German officials are considering the unusual step of requesting a constitutional court ban on a small right-wing extremist party in order to stem rising anti-immigrant violence. RFE/RL correspondent Roland Eggleston has the story.
Munich, 14 Aug 2000 (RFE/RL) -- A special working group of German federal and state officials met in Berlin today to consider a possible ban on a right-wing extremist party suspected of playing a role in growing anti-immigrant violence.
The party in question is the 6,000-member National Democratic Party (NDP).
Concern is growing that the attacks, if unchecked, could harm the country's image abroad and make it more difficult to recruit skilled foreign workers to live in the country.
In the latest incident, police arrested an NPD member in connection with a bomb attack on a Turkish snack bar in the eastern German city of Eisenach. The blast caused minor damage and no injuries. The suspect, a 19-year-old member of the NPD's youth movement, was to appear in court Friday.
Earlier this month, Eisenach was the scene of rightist violence when a gang of 20 neo-Nazis beat up two men from Togo and Sudan after chasing them through the city's streets.
Last month, a grenade attack in Duesseldorf injured 10 immigrants, including six Jews, from the former Soviet Union. A pipe bomb was also found and defused in front of a Bamberg home belonging to the family of a dead local Jewish leader. Police have no suspects in either attack.
In May, an NPD rally in the city of Passau, in Bavaria, heard a speech declaring that Germany was under American occupation and that only "a new German Reich" could rescue it. The speaker was a well-known right-winger, Manfred Roeder. Roeder was sentenced in 1982 to 13 years jail for his role in an attack on an immigrant hostel in which two people were killed and several injured. He served eight years.
At Friday's meeting in Berlin, the government's working group discussed its chances of persuading the Constitutional Court to outlaw the party. A ban can be issued only if the court determines that the party endangers the constitution.
The working group is expected to present its conclusions by mid-October.
A senior official at the Federal Interior Ministry, Brigitte Zypries, says any decision by the group to seek a constitutional ban needs careful consideration.
She says it would be a disaster if the court rejected the group's request because she says it would only encourage those who support right-wing parties.

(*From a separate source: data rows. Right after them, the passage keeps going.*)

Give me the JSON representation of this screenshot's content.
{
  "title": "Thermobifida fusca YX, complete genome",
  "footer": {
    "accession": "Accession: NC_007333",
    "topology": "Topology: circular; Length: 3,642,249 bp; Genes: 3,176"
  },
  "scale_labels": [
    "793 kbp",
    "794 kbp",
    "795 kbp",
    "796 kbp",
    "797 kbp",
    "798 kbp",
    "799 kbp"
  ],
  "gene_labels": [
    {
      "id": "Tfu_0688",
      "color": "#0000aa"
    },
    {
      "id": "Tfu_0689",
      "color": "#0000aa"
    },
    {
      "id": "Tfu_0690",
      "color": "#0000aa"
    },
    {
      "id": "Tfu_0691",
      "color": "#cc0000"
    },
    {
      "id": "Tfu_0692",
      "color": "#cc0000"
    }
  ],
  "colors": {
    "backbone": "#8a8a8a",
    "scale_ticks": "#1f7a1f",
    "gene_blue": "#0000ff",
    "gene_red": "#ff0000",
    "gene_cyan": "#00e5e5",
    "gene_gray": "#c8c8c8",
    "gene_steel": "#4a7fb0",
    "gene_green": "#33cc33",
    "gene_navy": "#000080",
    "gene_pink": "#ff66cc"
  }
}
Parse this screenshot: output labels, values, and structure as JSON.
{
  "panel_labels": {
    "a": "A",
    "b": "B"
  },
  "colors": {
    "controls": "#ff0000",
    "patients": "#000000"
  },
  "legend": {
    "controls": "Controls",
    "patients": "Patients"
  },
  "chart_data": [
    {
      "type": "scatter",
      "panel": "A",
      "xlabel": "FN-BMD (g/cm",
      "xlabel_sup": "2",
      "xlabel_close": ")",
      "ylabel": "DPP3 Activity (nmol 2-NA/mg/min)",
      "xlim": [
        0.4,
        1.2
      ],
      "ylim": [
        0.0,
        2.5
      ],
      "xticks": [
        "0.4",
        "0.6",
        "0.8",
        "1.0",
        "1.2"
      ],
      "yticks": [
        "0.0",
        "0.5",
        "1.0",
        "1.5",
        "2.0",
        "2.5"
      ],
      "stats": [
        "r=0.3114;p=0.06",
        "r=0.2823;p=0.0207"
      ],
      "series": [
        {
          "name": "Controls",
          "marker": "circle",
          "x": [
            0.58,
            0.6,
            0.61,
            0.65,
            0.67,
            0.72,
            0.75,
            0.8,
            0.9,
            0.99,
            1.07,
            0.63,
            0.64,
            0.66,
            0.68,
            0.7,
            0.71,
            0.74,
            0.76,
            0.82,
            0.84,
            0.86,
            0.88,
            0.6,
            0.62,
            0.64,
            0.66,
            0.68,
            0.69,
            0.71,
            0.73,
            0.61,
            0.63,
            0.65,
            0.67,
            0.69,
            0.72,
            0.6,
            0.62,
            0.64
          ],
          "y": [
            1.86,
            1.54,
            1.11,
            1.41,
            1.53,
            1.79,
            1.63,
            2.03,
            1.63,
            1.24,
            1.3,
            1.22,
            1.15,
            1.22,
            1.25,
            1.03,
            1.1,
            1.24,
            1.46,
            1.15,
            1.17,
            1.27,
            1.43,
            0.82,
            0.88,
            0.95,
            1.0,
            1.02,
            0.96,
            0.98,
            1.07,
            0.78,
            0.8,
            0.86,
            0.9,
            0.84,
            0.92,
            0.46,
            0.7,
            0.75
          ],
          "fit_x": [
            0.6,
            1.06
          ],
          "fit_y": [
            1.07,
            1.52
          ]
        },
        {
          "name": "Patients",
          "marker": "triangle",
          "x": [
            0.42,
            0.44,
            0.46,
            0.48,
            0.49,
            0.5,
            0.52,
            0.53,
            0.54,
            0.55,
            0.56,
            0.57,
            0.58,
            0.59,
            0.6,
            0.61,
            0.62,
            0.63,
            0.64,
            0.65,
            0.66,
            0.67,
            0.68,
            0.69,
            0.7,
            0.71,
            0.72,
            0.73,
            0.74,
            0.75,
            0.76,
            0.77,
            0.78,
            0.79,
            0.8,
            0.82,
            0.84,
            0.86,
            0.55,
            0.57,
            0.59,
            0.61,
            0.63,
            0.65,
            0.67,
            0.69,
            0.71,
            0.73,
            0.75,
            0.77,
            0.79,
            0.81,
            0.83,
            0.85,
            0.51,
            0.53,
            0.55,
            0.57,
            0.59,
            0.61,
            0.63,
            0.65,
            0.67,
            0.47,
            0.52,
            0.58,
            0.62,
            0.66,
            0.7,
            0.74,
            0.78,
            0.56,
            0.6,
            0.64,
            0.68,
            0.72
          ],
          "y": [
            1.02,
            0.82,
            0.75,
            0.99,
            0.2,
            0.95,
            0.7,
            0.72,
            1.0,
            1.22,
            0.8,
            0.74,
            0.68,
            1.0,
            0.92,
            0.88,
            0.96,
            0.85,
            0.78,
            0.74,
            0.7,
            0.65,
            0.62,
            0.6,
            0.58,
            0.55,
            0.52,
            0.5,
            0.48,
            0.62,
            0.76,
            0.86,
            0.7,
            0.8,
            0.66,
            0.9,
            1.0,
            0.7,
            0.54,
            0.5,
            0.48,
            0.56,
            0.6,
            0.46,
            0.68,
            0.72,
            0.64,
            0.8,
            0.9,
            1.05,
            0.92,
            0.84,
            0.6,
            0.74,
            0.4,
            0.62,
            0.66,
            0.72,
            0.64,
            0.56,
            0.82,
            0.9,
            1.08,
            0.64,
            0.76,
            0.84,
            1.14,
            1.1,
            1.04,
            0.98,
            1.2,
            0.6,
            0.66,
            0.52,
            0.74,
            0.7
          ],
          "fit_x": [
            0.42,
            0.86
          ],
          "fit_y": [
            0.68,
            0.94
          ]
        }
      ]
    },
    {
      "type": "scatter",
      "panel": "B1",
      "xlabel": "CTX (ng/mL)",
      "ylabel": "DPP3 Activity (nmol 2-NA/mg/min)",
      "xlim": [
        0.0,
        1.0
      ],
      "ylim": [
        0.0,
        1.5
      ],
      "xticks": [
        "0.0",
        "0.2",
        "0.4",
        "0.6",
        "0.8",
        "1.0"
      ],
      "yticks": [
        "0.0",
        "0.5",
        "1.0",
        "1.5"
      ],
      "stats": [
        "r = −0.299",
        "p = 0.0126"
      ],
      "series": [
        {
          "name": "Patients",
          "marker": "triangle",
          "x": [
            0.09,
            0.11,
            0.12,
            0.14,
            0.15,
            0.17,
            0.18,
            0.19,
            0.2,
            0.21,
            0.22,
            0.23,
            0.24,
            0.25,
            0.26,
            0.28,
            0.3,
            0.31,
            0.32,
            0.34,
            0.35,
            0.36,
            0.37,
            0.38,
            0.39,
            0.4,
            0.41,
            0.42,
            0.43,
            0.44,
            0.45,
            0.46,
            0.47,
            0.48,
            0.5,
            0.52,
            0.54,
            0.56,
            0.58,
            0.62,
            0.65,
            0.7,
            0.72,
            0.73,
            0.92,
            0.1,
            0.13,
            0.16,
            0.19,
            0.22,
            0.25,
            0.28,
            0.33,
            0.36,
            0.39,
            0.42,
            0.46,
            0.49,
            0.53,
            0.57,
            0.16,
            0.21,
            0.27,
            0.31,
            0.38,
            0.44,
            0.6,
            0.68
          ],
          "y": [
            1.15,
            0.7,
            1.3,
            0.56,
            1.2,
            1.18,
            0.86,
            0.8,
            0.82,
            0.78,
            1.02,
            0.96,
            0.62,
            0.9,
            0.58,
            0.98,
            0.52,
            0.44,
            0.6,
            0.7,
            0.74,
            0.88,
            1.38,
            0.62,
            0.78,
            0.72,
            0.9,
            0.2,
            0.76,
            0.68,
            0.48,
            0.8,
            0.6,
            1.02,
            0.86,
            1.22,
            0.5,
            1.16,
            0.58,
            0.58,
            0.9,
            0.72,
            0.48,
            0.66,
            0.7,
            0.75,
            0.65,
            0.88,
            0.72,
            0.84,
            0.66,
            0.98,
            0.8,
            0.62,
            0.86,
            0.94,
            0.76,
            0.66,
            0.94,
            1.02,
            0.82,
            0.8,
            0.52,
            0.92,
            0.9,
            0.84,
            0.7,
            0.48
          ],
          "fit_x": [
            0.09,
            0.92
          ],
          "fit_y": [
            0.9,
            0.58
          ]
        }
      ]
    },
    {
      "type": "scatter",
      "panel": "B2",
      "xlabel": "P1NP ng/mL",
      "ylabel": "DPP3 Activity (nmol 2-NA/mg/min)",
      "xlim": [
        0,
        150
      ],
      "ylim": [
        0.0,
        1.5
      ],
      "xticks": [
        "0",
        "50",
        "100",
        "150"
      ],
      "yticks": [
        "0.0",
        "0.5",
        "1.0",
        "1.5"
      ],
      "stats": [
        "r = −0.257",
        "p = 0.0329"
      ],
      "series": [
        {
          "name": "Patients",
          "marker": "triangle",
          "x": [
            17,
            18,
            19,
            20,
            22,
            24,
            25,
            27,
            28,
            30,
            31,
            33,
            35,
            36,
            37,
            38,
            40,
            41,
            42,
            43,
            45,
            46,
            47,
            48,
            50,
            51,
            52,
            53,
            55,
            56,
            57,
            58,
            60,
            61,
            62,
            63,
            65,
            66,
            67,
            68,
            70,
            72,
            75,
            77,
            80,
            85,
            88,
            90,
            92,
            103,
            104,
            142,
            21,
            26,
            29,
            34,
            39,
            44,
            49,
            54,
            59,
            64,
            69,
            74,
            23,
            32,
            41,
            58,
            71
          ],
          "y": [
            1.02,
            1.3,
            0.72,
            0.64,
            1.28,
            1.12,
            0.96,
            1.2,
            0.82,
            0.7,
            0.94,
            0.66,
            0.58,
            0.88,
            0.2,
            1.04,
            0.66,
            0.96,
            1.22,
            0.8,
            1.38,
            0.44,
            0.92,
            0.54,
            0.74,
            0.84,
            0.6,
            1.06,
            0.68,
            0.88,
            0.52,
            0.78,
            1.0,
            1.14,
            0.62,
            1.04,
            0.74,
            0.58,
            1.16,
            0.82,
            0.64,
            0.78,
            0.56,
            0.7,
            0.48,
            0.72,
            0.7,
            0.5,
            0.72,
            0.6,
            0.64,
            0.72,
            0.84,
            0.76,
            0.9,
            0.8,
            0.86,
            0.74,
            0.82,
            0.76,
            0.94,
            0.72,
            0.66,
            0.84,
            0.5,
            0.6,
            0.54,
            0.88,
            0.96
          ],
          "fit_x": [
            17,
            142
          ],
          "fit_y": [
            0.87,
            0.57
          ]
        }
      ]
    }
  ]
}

Pressure for a ban comes mainly from provinces governed by conservative parties. In Bavaria, Interior Minister Guenther Beckstein says the law on protecting political parties should not be used to assist the NPD in its activities:
"We cannot allow Neo-Nazis to use the protection granted by the law on political parties to carry on violent activities."
The chief of the local security organization in North Rhine-Westfalia, Rudiger Hesse, agrees and says the NPD protects skinheads and neo-Nazis committed to violence against immigrants.
But other provincial leaders, particularly those in eastern Germany where most NPD members are based, are doubtful a ban would be helpful.
They say any ban would only force skinheads and others committed to violence against immigrants to split into smaller groups, making it more difficult for police to track their activities.